Prob. 17, Chap. 2, in Baby Rudin: The set of all numbers in $[0,1]$ with only $4$ and $7$ as decimal digits is countable, dense, compact, perfect?
Here is Prob. 17 in the Exercises after Chapter 2 in the book Principles of Mathematical Analysis by Walter Rudin, 3rd edition.
Let $E$ be the set of all $x \in [0,1]$ whose decimal expansion contains only the digits $4$ and $7$. Is $E$ countable? Is $E$ dense in $[0,1]$? Is $E$ compact? Is $E$ perfect?
My effort:
The set $E$ is not countable. The proof is essentially the same as that for showing that the set of all the binary sequences is uncountable. Am I right?
The set $E$ is not dense in $[0, 1]$. The smallest element in $E$ is $$x_\min \colon= \frac{4}{10} + \frac{4}{10^2} + \frac{4}{10^3} + \ldots = \frac{4}{9},$$ and the largest element in $E$ is $$x_\max \colon= \frac{7}{10} + \frac{7}{10^2} + \frac{7}{10^3} + \ldots = \frac{7}{9}.$$ Thus, the set $E$ is (strictly) contained in the closed interval $[\frac{4}{9}, \frac{7}{9}]$. So, the element $\frac{1}{5}$ of $[0,1]$, for example, does not lie in the closure of $E$. Am I right?
The set $E$ is clearly bounded. So, for compactness, it suffices to show that $E$ is closed. [It does not matter if $E$ is closed in $[0,1]$ or $\mathbb{R}$, as the former is a closed set in the latter.] So we show that the complement of $E$ in $[0,1]$ is open in $[0,1]$.
Let $x \colon= \sum_{n=1}^\infty \frac{d_n}{10^n}$ be an arbitrary element of $[0,1]-E$, where each $d_n \in \{ 0, 1, 2, \ldots, 9 \}$. Then there is a positive integer $n$ such that $d_n \not\in \{4, 7\}$. Let $N$ be the least such positive integer, and let $\delta$ be a real number such that $$0< \delta < \frac{\min\left( \vert d_N - 4 \vert, \vert d_N - 7 \vert \right)}{10^{N+2}}. $$ Let $y \colon= \sum_{n=1}^\infty \frac{e_n}{10^n}$ be an element of $E$, where each $e_n$ is either $4$ or $7$. Let's also assume that $e_n = d_n$ for all $n \in \{1, \ldots, N-1\}$. What next? How to show that $y$ fails to be within $\delta$ of $x$?
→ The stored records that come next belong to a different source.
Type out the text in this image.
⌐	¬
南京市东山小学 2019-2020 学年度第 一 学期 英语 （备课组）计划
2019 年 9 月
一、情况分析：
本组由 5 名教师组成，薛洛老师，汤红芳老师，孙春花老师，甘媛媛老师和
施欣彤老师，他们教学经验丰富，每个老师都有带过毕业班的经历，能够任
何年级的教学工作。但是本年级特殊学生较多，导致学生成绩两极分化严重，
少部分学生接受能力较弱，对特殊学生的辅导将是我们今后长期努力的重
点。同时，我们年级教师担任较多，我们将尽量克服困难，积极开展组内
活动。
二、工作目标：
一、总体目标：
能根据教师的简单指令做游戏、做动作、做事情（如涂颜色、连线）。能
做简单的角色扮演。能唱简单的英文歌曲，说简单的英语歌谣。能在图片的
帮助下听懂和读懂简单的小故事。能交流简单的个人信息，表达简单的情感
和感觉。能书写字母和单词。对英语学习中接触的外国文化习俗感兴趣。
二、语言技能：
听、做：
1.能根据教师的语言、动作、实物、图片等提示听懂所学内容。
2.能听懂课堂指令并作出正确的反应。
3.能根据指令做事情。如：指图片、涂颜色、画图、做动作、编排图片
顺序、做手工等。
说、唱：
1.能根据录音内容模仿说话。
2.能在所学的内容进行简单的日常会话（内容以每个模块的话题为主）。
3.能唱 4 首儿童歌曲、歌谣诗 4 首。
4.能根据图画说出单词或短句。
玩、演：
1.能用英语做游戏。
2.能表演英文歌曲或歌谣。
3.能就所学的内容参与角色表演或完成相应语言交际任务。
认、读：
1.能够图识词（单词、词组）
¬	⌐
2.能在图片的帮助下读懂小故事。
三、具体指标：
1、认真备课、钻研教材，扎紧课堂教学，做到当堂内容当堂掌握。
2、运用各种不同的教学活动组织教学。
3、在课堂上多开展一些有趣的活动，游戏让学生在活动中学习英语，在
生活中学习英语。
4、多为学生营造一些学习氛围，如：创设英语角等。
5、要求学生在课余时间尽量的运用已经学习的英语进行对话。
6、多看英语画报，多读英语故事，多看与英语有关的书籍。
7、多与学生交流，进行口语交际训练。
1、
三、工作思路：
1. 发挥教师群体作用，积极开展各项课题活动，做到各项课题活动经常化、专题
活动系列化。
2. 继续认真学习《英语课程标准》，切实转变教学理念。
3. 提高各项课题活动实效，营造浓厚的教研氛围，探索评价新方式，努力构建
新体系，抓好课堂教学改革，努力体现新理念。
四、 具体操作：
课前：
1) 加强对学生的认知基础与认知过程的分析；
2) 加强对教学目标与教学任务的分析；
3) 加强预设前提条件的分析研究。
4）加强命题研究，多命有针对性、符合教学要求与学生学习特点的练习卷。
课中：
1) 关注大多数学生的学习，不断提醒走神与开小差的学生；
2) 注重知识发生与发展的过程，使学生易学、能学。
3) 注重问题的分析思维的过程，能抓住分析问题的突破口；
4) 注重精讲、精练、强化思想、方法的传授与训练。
For showing that $E$ is perfect, we need to show that $E$ is closed and that each element of $E$ is a limit point of $E$.
Let $x \colon= \sum_{n=1}^\infty \frac{d_n}{10^n}$ be an arbitrary element of $E$, where each $d_n$ is either $4$ or $7$. Let $\delta > 0$. Then there exists a smallest positive integer $N$ such that $$\frac{3}{10^N} < \delta.$$
Let $y \colon= \sum_{n=1}^\infty \frac{d_n^\prime}{10^n}$, where each $d_n^\prime$ is either $4$ or $7$, be the element of $E$ such that $$d_n^\prime = \begin{cases} d_n \ \mbox{ if } \ n \in \mathbb{N} \ \mbox{ and } n \neq N; \\ 4 \ \mbox{ if } \ n = N \ \mbox{ and } d_N = 7; \\ 7 \ \mbox{ if } \ n = N \ \mbox{ and } d_N = 4. \end{cases} $$ Then $$0< \vert x -y \vert < \delta.$$ This shows that each element $x$ of $E$ is also a limit point of $E$. Am I right?
Solution 1:
Your arguments for uncountable and not dense look good to me. As far as showing $[0,1]-E$ is open, I think for simplicity since you know that $d_N\not\in\{4,7\}$, and we're dealing with integers, take $$\delta<\frac{1}{10^{N+2}}.$$ Then if $y$ is such that $|x-y|<\delta$ you know that $y$ has to agree with $x$ at $d_N$, and thus $y\not \in E$.
I believe that your argument for $E$ being perfect is correct as well :)
Solution 2:
As you mentioned, for any number in [0,1] - E there is some decimal place which is not 4 or 7. The closest number in E would have a 4 or 7 in that place. Maybe this is not mathematical enough, but could I say that if the two numbers differ at decimal place N, and the next decimal place for one of the numbers is either 4 or 7, then the difference between the 2 numbers must be at least $2/10^{n+1}$? Therefore the set of numbers $\notin E$ is open.